We never really pressed to find out what the heck was going on but there had to be some kind of mental illness going on there. Worse yet, when people were cleaning out her desk, they came across some personal things that lead us to believe that maybe she took her own life. Again, we’ll never know for sure and that isn’t the type of question you ask grieving parents but it seemed to fit the facts as we knew them.
The funny thing is that my strongest memory of her is a couple of times she came to my office to show off photos of her new dog (a basset hound). She loved basset hounds and there was a picture of her with the dog in her coffin so I know this was real. I don’t know why that’s stuck with me. Maybe I just want to look for the positive in everything. Maybe because it was real and it was about the only connection I had with her. She wasn’t the soft and cuddly type except when it came to that dog.

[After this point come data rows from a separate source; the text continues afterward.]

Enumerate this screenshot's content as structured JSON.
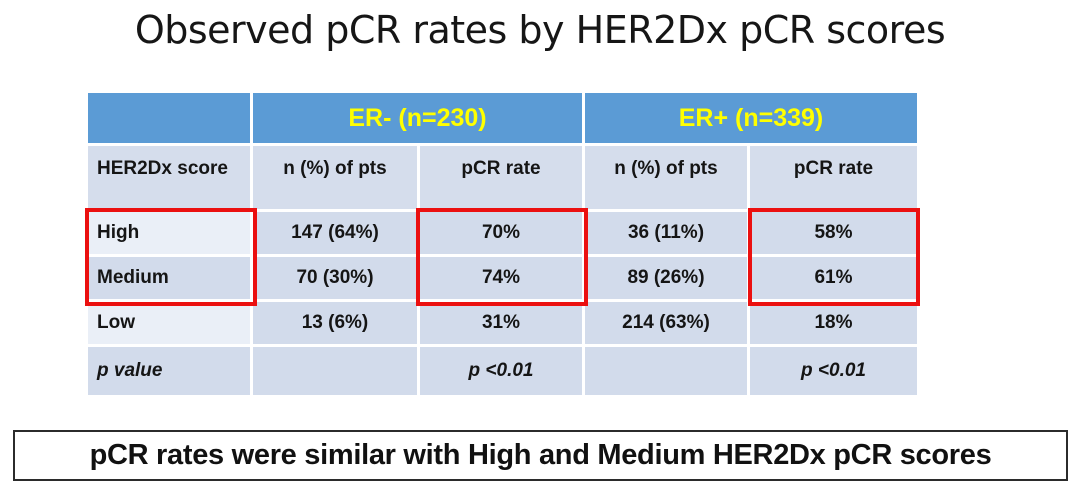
{
  "title": "Observed pCR rates by HER2Dx pCR scores",
  "table": {
    "group_headers": [
      {
        "label": "ER- (n=230)"
      },
      {
        "label": "ER+ (n=339)"
      }
    ],
    "column_headers": [
      "HER2Dx score",
      "n (%) of pts",
      "pCR rate",
      "n (%) of pts",
      "pCR rate"
    ],
    "rows": [
      {
        "label": "High",
        "cells": [
          "147 (64%)",
          "70%",
          "36 (11%)",
          "58%"
        ]
      },
      {
        "label": "Medium",
        "cells": [
          "70 (30%)",
          "74%",
          "89 (26%)",
          "61%"
        ]
      },
      {
        "label": "Low",
        "cells": [
          "13 (6%)",
          "31%",
          "214 (63%)",
          "18%"
        ]
      },
      {
        "label": "p value",
        "cells": [
          "",
          "p <0.01",
          "",
          "p <0.01"
        ]
      }
    ]
  },
  "footer": {
    "note": "pCR rates were similar with High and Medium HER2Dx pCR scores"
  },
  "highlights": {
    "description": "red boxes around High and Medium rows in the HER2Dx score, ER- pCR rate, and ER+ pCR rate columns",
    "color": "#EB1010"
  },
  "colors": {
    "header_blue": "#5B9BD5",
    "header_text_yellow": "#FFFF00",
    "label_row_blue": "#D5DDEC",
    "body_cell_blue": "#D2DBEB",
    "body_cell_light": "#EAEFF7",
    "highlight_red": "#EB1010",
    "footer_border": "#2b2b2b"
  },
  "chart_data": {
    "type": "table",
    "title": "Observed pCR rates by HER2Dx pCR scores",
    "columns": [
      "HER2Dx score",
      "ER- (n=230) n (%) of pts",
      "ER- (n=230) pCR rate",
      "ER+ (n=339) n (%) of pts",
      "ER+ (n=339) pCR rate"
    ],
    "rows": [
      [
        "High",
        "147 (64%)",
        "70%",
        "36 (11%)",
        "58%"
      ],
      [
        "Medium",
        "70 (30%)",
        "74%",
        "89 (26%)",
        "61%"
      ],
      [
        "Low",
        "13 (6%)",
        "31%",
        "214 (63%)",
        "18%"
      ],
      [
        "p value",
        "",
        "p <0.01",
        "",
        "p <0.01"
      ]
    ],
    "annotations": [
      "pCR rates were similar with High and Medium HER2Dx pCR scores"
    ]
  }
}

I don’t know why I kept the magnet either. I know she talked in glowing terms about the music festival so maybe some part of me wants to hold on to something that provided some happiness in a life that didn’t seem to have that much. I hadn’t really thought that much about her until I came across the magnet again today.
I’d like to end this with some kind of uplifting remark but I don’t have any. I’m bad at closing things and putting a nice wrapper on things. It saddens me that this was a person who needed help and somehow didn’t get it – could be she never sought it out. Not really sure why the universe decided she should cross our paths and there seems to be no lesson to be gained. As I said, I have no idea why I’m doing this – maybe in some small way her story needs to be told.
And, I had another chance to get rid of the magnet today. I put it back on the shelf where it was. Maybe someday it can go but it didn’t feel right today.